Questo perché non si tratta di una personalità “normale” che a un certo punto diventa disturbata, ma una personalità che a seguito di diversi fattori( ambientali, biologici, traumatici, etc.) può assumere schemi e modelli disadattivi.
La disadattività può insorgere nella prima metà della vita adulta, ma può essere visibile già nell’infanzia, generalmente è stabile nel tempo e presenta un carattere inflessibile e pervasivo nelle diverse aree della vita.
In psichiatria il disturbo è riferito agli individui i cui tratti di personalità sono disadattivi in modo pervasivo, inflessibile e permanente, e causano una condizione di disagio soggettivo clinicamente significativa.
Benché non si arrivi a sfociare nella vera e propria patologia, sono in molti a vivere una scissione della propria identità globale. Il soggetto tende a creare un “alter”, un mezzo di evasione dalla realtà, quasi si volesse scappare da se stessi. Egli avverte il bisogno di libertà da critiche e giudizi, dal carico di aspettative attese, dall’eccessiva austerità autoimposta; essenzialmente, pensare ad essere spensierati , trovare la felicità cercata, sebbene solo per un tempo limitato.
Le due identità si disdegnano in modo reciproco, hanno timore l’una dell’altra, ma, allo stesso tempo, riconoscono la necessità della contemporanea presenza della duplice personalità: la prima volta all’eccessivo controllo e alle troppe regole, la seconda a vizi e dissolutezza. Il suo venir meno determinerebbe un crollo psicofisico della persona.
Di conseguenza, esse riescono a conciliarsi, senza sovrapporsi e/o cercare di soffocarsi: ognuna sa quando è il momento di venir fuori e quando è il momento di farsi da parte.

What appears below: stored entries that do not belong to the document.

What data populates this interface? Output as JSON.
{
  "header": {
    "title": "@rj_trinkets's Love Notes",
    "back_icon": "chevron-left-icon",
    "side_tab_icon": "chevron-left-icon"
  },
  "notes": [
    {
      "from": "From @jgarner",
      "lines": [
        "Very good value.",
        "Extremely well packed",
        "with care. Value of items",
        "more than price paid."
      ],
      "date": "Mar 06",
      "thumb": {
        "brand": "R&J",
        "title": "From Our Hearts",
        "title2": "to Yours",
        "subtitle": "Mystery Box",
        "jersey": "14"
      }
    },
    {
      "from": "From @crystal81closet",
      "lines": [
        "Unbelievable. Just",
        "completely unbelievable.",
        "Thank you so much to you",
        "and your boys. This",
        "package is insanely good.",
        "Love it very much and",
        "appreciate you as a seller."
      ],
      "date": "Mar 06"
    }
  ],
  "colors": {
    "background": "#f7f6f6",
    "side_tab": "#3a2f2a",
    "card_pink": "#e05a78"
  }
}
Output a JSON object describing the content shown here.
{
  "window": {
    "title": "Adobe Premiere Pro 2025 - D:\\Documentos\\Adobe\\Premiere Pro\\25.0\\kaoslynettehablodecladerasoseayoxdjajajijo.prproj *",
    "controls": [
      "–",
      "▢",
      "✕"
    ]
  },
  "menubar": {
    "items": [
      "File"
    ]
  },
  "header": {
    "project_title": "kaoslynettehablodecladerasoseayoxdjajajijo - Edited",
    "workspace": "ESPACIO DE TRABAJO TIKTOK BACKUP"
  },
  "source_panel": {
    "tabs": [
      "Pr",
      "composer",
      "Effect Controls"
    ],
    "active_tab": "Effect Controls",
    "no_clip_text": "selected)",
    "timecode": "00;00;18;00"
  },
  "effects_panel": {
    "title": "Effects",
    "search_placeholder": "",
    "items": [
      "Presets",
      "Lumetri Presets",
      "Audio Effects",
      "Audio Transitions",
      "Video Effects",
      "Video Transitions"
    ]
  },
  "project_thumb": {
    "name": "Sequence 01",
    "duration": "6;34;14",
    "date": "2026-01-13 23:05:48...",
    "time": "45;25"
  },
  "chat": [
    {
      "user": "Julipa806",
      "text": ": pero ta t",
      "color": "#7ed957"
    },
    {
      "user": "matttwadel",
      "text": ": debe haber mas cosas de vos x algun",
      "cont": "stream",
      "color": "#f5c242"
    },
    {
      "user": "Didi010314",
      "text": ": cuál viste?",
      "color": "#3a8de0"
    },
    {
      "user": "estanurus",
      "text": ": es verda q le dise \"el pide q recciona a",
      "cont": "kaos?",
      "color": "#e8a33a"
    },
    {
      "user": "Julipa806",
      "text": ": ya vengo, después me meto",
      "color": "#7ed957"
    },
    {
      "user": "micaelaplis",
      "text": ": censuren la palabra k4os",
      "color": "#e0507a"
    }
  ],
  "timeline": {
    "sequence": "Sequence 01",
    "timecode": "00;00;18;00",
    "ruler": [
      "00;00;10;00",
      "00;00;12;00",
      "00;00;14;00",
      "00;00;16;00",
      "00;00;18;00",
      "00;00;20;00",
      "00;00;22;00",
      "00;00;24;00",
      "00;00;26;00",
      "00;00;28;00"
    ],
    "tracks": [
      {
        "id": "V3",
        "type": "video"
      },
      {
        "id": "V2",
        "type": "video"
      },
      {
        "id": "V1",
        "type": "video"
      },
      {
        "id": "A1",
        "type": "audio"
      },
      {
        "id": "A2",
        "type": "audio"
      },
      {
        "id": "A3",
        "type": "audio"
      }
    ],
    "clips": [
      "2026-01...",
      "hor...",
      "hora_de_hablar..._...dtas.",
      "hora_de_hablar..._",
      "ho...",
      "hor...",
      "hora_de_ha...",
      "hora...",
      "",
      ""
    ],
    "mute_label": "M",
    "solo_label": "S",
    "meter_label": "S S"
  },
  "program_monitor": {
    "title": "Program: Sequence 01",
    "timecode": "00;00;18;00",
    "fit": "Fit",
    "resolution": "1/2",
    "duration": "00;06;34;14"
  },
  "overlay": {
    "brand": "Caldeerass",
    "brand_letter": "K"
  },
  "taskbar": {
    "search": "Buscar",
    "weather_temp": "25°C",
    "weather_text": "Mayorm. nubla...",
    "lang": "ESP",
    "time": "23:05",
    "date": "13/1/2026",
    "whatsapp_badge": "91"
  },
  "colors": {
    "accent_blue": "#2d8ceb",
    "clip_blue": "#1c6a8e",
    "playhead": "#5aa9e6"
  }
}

Vi è, pertanto, una differenza tra i due casi: uno è legato al disturbo, l’altro ad un bisogno umano che, esistente nell’intimo dell’individuo, si manifesta attraverso il desiderio di staccarsi dalla condizione di uniformità, di evadere dal regime solito, provando ad essere un qualcuno di totalmente all’opposto da sé. Occorre, tuttavia, tener conto dell’eventualità di uno stato di malessere, peggiore di quello iniziale, che potrebbe presentarsi una volta ripresa la routine quotidiana.